Thanks for your explanations, Geoff :)  More questions follow.

On Saturday 01 March 2003 04:51, Geoff Hutchison wrote:
> > 1.  location must be in the range 0-1000?
> That's a 3.1-ism.
>
> > 2. Could we add "meta" information
> > at successive locations starting from, say, location 10,000?
>
> Actually, now that I think about it, a better idea is to use
> negative word locations for META information.
> As for some other arbitrary
> number--we might actually have documents that long (esp. with PDF
> indexing).

That could have its own problems.  If they are labelled -1, -2, ... 
then phrase searching would have to match *backwards* for negative 
numbers.  Then if true positions overflowed into negative numbers, 
the phrases wouldn't match.  (If such overflow is impossible with  
n-bit  numbers, we could use *unsigned* locations, and count forward 
from 2^(n-1) for meta information.)  If we count *forward* from a 
very negative number, then it is essentially starting from a very 
large (unsigned) location.  Thoughts?

> > 3. With phrase searching, do we still need  valid_punctuation? 
> > For example, "post-doctoral"
>
> This is a strange example. What if I had a hyphenated word? I don't
> know that your "phrase conversion" is the best solution. What we do
> need is a flexible "word parser" that addresses some of these
> issues.

I suppose a key is how often people do phrase searches vs word 
searches.  Optionally-hyphenated words are trouble-prone since the 
status-quo gives oh-so-many fasle-negatives for non-hyphenated 
phrase-queries applied to over-hyphenated text...  (The suggestion 
was based on what google does.)

Regarding flexibility, we could make  htsearch  treat words separated 
by "invalid" puctuation (but no spaces) as a phrase, and make the 
default  valid_punctuation  empty.  That way people who want the 
current functionality can have it (except queries where words are not 
separated by spaces but *should* match those words separately?) but 
the default would be less buggy for phrase searches.

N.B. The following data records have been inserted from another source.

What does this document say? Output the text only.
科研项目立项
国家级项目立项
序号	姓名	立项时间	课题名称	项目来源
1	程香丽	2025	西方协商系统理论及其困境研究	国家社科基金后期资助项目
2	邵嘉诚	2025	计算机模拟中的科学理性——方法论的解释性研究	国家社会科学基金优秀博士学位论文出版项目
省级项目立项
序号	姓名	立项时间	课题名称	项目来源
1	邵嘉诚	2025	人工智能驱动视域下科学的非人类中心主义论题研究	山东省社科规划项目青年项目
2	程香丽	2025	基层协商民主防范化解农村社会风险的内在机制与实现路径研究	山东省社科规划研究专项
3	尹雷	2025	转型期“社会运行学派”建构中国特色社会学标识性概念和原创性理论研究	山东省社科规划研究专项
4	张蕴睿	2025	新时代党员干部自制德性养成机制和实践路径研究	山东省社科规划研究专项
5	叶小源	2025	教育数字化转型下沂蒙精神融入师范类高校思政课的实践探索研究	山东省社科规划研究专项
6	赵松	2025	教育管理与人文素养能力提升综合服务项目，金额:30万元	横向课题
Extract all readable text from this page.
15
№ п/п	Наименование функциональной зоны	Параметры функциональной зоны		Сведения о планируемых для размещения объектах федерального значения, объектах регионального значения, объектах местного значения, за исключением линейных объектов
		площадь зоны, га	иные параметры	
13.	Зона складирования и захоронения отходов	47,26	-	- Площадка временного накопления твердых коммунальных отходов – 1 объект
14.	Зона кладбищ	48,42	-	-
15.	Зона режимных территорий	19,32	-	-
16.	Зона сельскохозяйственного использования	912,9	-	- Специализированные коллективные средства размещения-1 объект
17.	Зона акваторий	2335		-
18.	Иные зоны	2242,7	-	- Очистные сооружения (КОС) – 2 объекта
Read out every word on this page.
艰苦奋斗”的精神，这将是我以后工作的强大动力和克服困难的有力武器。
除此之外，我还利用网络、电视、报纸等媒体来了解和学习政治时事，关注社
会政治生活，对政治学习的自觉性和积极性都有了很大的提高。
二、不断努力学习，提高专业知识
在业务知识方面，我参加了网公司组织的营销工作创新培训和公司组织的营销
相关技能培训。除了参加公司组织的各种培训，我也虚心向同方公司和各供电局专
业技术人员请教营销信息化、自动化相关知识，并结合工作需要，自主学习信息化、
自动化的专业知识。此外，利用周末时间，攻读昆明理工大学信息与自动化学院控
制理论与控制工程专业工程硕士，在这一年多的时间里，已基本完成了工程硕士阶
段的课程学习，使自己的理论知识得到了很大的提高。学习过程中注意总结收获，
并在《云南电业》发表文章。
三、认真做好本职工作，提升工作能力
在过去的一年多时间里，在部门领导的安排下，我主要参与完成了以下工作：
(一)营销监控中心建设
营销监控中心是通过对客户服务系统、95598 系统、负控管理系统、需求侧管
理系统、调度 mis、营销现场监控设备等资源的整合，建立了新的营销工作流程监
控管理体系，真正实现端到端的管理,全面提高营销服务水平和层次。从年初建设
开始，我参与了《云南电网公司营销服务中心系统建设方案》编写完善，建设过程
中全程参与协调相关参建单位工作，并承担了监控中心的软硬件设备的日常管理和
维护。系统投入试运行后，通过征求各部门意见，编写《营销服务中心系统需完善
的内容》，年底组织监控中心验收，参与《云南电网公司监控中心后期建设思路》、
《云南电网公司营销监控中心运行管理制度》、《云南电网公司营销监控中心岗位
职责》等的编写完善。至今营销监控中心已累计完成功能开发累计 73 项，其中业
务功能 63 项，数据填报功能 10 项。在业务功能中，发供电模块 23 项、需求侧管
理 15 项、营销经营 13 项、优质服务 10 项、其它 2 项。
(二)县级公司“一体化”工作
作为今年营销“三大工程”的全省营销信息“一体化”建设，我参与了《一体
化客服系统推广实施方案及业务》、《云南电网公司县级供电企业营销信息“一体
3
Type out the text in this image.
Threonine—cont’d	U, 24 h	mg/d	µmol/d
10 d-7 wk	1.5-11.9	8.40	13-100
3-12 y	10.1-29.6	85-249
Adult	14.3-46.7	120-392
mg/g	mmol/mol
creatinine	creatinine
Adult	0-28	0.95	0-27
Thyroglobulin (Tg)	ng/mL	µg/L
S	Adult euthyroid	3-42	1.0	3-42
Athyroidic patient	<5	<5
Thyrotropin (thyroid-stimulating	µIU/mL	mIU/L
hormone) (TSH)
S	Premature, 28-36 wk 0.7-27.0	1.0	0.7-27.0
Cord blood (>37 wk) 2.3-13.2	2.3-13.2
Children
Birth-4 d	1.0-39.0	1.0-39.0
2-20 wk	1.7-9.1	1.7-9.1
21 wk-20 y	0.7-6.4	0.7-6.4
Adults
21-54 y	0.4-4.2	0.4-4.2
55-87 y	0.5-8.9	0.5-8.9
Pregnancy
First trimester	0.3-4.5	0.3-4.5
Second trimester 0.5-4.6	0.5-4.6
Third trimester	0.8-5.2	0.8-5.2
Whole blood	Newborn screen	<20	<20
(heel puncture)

> For some people, punctuation has meaning. Let's say we have part
> numbers or dates. "3/24/03" isn't really the same as "32403" and
> I'm not sure the phrase search works well either.

Ah, yes.  All three would be too short to be indexed...  But isn't 
that what  extra_word_characters  is for?

> > 4. Does anybody know what the existing external parsers do about
> > words less than the minimum length?
> I don't think most external parsers bother with the config file.